Improving Credit Score: How to Improve Credit Score Fast
Since subprime lending is no longer in vogue, tips on improving credit scores have become the most sought-after suggestion. How to improve credit score fast? Read on...
The factors that contribute to FICO score calculations are: payment history, credit utilization, length of the credit history, new applications for credit and types of credit available. FICO 08 is the latest credit scoring model that uses the same factors that were used by the by old FICO scoring model. FICO 08 and FICO scores range between 300 and 850.
Benefits of Improving Credit Scores
Having a credit score that lies at the higher end of the credit score range results in a number of benefits to the consumer.
Favorable Loan Terms: People with credit scores in the higher end of the credit score range can hope to avail a loan that requires a low down payment and a low monthly payment on the borrowed sum. The latter is on account of the favorable rate of interest on the loan. Moreover, the repayment period for the borrowed sum is also longer as compared to the duration of the loan for people with bad credit.
Affordable Insurance: People, who are interested in obtaining auto insurance or homeowners insurance, have a better chance of being covered at a lower premium if they have good credit scores. This is because actuaries have noted a negative correlation between credit scores and insurance claims.
Proof of Good Management Faculties: A number of landlords and prospective employers prefer to look at the tenants' or the candidates' credit report before concluding the transaction or hiring the interviewee respectively. This is because the applicants' credit report bear testament to their financial management prowess.
How to Improve Credit Score Fast?
Typically, factors that are used to assess creditworthiness do not vary greatly between credit scoring models. Hence, the following tips for improving credit scores will be useful regardless of the scoring model used.
Reducing the Use of Revolving Credit: Reducing the use of revolving credit, viz. credit cards and home equity lines of credit, is the first step towards improving credit scores. The best way of improving credit scores is by not carrying forward the monthly balance on the credit card and by discharging it punctually. People, who have used their credit card indiscriminately, can consider repaying dues by consolidating debt by procuring an unsecured loan. Although, the most convenient way of consolidating credit card debt is by transferring the balance on the cards to a card that has a low/zero introductory APR, the new credit card law that is expected to come into force on February 22, 2010 will make it difficult for people to procure the same. Once the new law comes into force, consumers may be forced to opt for a low interest rate loan for the sake of consolidation. However, availing installment credit or any non-revolving line of credit like home equity loan (HEL) for the purpose of discharging credit card obligations is believed to impact the credit score less negatively. Thus, the new law may help consumers by propelling them in the right direction.

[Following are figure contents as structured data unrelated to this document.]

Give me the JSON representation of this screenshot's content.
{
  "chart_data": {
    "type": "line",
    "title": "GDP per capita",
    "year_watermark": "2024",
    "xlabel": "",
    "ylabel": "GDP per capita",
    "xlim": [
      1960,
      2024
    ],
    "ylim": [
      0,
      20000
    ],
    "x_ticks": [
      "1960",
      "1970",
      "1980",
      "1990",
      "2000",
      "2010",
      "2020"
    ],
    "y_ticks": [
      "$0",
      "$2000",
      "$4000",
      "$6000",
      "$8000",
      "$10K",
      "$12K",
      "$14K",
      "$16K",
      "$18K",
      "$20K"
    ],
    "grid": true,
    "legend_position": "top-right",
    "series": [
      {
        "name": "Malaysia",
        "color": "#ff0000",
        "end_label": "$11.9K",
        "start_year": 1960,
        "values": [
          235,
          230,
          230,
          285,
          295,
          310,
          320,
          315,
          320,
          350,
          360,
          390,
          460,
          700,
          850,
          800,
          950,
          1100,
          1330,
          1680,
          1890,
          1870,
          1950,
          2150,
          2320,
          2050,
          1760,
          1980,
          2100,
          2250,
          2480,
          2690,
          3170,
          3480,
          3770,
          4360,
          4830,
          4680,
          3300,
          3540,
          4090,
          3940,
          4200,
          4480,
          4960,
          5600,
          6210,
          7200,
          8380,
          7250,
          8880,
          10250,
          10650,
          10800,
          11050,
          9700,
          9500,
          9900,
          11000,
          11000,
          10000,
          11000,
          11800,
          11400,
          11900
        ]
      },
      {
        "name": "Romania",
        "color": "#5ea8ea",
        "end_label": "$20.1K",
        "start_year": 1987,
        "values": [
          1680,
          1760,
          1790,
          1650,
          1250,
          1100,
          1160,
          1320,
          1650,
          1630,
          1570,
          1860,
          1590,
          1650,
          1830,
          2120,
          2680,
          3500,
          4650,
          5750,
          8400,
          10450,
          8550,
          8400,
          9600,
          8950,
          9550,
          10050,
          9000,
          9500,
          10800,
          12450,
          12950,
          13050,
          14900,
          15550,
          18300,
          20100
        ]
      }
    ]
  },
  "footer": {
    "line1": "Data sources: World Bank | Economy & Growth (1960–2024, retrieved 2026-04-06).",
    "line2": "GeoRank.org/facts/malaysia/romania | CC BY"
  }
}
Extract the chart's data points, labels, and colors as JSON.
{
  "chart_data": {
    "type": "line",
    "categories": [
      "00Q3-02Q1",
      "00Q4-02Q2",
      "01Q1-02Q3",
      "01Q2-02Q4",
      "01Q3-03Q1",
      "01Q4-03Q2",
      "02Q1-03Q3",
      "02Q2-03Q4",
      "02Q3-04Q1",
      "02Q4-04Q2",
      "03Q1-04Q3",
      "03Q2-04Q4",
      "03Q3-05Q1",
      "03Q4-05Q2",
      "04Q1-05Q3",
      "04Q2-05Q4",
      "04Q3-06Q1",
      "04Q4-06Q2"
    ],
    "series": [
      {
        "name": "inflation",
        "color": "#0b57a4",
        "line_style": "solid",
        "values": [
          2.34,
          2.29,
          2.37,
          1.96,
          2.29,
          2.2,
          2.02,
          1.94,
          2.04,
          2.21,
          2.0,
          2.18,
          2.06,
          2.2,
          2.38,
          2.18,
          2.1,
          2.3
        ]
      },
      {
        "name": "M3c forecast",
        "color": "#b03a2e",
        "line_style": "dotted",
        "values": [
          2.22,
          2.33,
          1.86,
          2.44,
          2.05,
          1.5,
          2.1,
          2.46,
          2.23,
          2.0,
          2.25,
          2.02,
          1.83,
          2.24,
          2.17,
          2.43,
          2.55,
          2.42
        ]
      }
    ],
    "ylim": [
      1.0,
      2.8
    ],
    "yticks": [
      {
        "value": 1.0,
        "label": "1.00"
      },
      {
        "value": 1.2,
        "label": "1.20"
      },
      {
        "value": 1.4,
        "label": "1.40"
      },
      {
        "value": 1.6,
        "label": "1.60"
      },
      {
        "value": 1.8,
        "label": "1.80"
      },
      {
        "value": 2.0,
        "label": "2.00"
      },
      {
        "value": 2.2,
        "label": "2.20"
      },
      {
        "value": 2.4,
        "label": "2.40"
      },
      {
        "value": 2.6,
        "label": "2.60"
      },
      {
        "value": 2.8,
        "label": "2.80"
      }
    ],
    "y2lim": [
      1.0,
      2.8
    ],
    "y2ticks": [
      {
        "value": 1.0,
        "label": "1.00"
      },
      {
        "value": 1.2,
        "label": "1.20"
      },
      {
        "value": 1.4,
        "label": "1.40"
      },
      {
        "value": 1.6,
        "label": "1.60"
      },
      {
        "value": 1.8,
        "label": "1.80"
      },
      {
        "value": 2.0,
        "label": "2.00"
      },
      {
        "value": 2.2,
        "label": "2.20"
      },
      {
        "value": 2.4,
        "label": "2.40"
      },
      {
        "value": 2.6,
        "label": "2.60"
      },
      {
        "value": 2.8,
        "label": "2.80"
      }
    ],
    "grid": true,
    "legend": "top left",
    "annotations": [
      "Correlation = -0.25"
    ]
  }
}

Improving the Balance to Limit Ratio: Credit utilization ratio or the balance to limit ratio is calculated by using the following formula:
Credit Utilization Ratio = Outstanding Credit / Available Credit
In general, if the use of revolving and non-revolving credit is 50 percent or more of the available credit, the credit score of the consumer gets negatively impacted. Hence, a low credit utilization ratio is desirable. Thus, avoiding canceling credit cards, requesting an increase in the credit limit but using credit sparingly results in improving credit scores.
Avoiding Default: Defaulting on student loans, mortgages, auto loans or any other borrowed sum will result in the credit score of the consumer taking a hit. Bankruptcy and foreclosure should be avoided at all cost. Coming to the worst, people should try and repay debts by consolidation since voluntary repossession, in lieu of the defaulted sum, may still be reported to the credit bureaus.
Limiting Inquiries and Contesting Errors on the Credit Report: People, who are shopping around for loans, often forget that lenders may inquire about the borrower's credit worthiness and this may impact the credit report negatively. For credit scores calculated with the FICO 08 formula, all inquiries within a 45-day span are treated as a single inquiry. Lenders using the older version of the credit scoring formula treat all inquiries within a span of 14 days as a single inquiry.
For more on credit score improvement one may refer to the article, 'Ways to Improve Credit Scores'.
The length of the credit history is also important from the perspective of improving credit scores since it is positively correlated with credit scores. People, with a short credit history, should focus on building their credit history so that their credit score is a true indicator of their credit worthiness.